Yankees’ Homer Streak Breaks a Record, but Lacks the Power to Surprise


In the nightcap of a May 25 doubleheader in Kansas City, the Yankees held off the Royals, 6-5, without hitting a home run.

Since then, win or lose, homers have become a daily affair for this team.

The Yankees have homered in 29 consecutive games, surpassing the major league record of 27 set by the 2002 Texas Rangers. They can extend the record in two games at London Stadium this weekend.

The Yankees have hit 53 homers during the streak, which includes 16 games with multiple home runs. That means that a single blast kept the streak going 13 times. It nearly ended June 11 against the Mets, when Brett Gardner hit a homer in the bottom of the ninth with the Yankees trailing, 10-3. That extended the streak to 15 games, although few really noticed at the time.

All those homers haven’t exactly powered the Yankees to stratospheric heights in the standings. Oddly enough, their victory rate of 62.1 percent (18-11) over the span is a little worse than before it, 66.7 percent (34-17), though both rates are excellent. Going into Thursday’s action, the Yankees are seven games up in the American League East with the third best record in baseball.

The Yankees have hit 134 homers this season, fourth best in the majors, and are on pace to hit 271, which would surpass the M.L.B. record of 267 they set last year.

It’s not terribly surprising for the homer streak record to fall this year. Home runs have been increasing throughout baseball for years. Currently, teams are belting 1.36 homers a game, which would be yet another record, surpassing the average of 1.26 from 2017. The top 10 home run totals by teams have all been established since 1996.

This Yankees’ streak has been an ensemble effort; D.J. LeMahieu leads the team during the run with nine homers, while Gary Sanchez has hit eight and Gleyber Torres seven.

Surely few would have expected a streak like this without significant contributions from the team’s two biggest hitters, Aaron Judge and Giancarlo Stanton, who have lost much of the season to injury. Each has just one home run during the streak, and now Stanton is hurt again, probably out until August.

The 2002 Rangers, the previous streak record holders, hit a total of 230 homers and had sluggers performing at or nor their peaks. The one-two punch was Alex Rodriguez (with a career-high and league-leading 57) and Rafael Palmeiro (43). But the Rangers’ pitching was poor, and they finished in last place at 72-90. Their streak ran from mid-August to early September and included two five-homer games; the Yankees had a seven-homer game this season, but no game in the streak has yielded more than four.

The team record the Yankees broke is more venerable, set in 1941. Though those Yankees had only 151 home runs, minuscule by modern standards, they managed to put together a 25-game streak lasting almost the whole month of June.

There must have been something especially streaky about that team. The Times story of July 2 duly noted that “the New York record of hitting homers in successive games was halted at 25 contests.” But that detail was overshadowed by a streak of a different kind. The headline: “Yankee Star Hits 44th Game in Row; DiMaggio Bats Safely in Two Contests to Equal Keeler’s All-Time Major League Mark.”
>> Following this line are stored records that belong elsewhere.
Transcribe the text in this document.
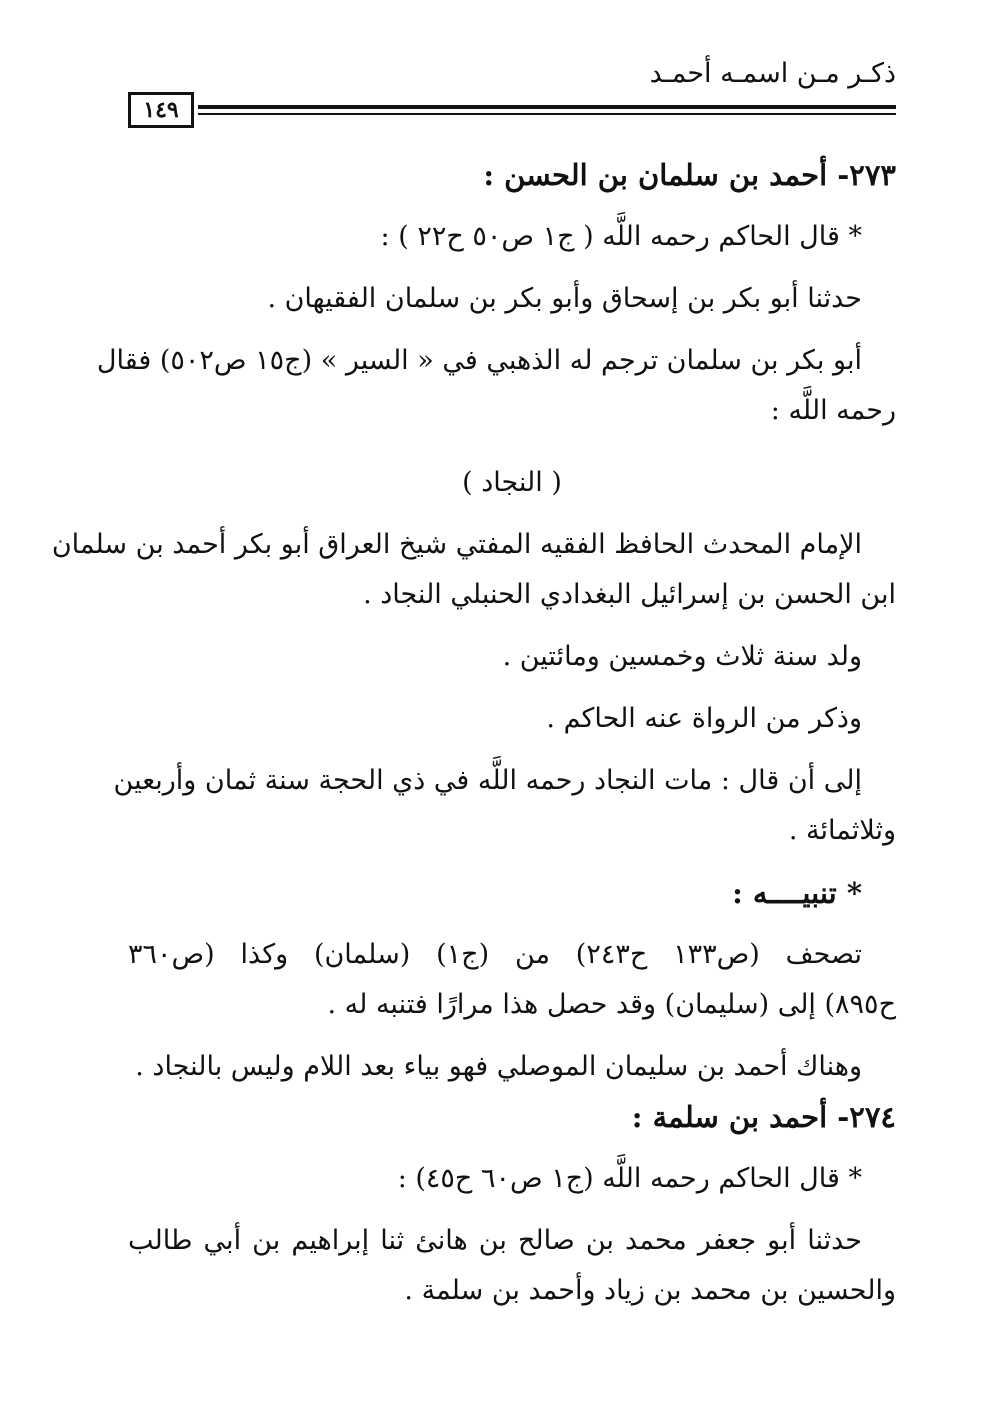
ذكـر مـن اسمـه أحمـد
١٤٩
٢٧٣- أحمد بن سلمان بن الحسن :
* قال الحاكم رحمه اللَّه ( ج١ ص٥٠ ح٢٢ ) :
حدثنا أبو بكر بن إسحاق وأبو بكر بن سلمان الفقيهان .
أبو بكر بن سلمان ترجم له الذهبي في « السير » (ج١٥ ص٥٠٢) فقال
رحمه اللَّه :
( النجاد )
الإمام المحدث الحافظ الفقيه المفتي شيخ العراق أبو بكر أحمد بن سلمان
ابن الحسن بن إسرائيل البغدادي الحنبلي النجاد .
ولد سنة ثلاث وخمسين ومائتين .
وذكر من الرواة عنه الحاكم .
إلى أن قال : مات النجاد رحمه اللَّه في ذي الحجة سنة ثمان وأربعين
وثلاثمائة .
* تنبيــــه :
تصحف (ص١٣٣ ح٢٤٣) من (ج١) (سلمان) وكذا (ص٣٦٠
ح٨٩٥) إلى (سليمان) وقد حصل هذا مرارًا فتنبه له .
وهناك أحمد بن سليمان الموصلي فهو بياء بعد اللام وليس بالنجاد .
٢٧٤- أحمد بن سلمة :
* قال الحاكم رحمه اللَّه (ج١ ص٦٠ ح٤٥) :
حدثنا أبو جعفر محمد بن صالح بن هانئ ثنا إبراهيم بن أبي طالب
والحسين بن محمد بن زياد وأحمد بن سلمة .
How much longer can the 2019 Yankees expect to keep hitting homers? One of many considerations is math. The Yankees have homered in 69 of 80 games. If they can keep up that 86 percent rate (last year they homered in 81 percent of their games, so it’s not an absurd notion), statistically they are likely go four to five more games before the streak ends. The chances are 23 percent to extend the streak 10 more games.

Not every fan loves the modern boom in home runs (and strikeouts), but given the trends, long streaks like this one could be common in the future. Besides the 27-game streak by the Rangers, eight teams have had at least 22-game streaks this century.

Big-hitting teams like the Twins, Mariners and Brewers have all homered in more than 80 percent of their games this season. Any team that can do that has a 10 percent chance of putting together a streak of 25 games.

Without extending their record, the Yankees may not hold onto it for long.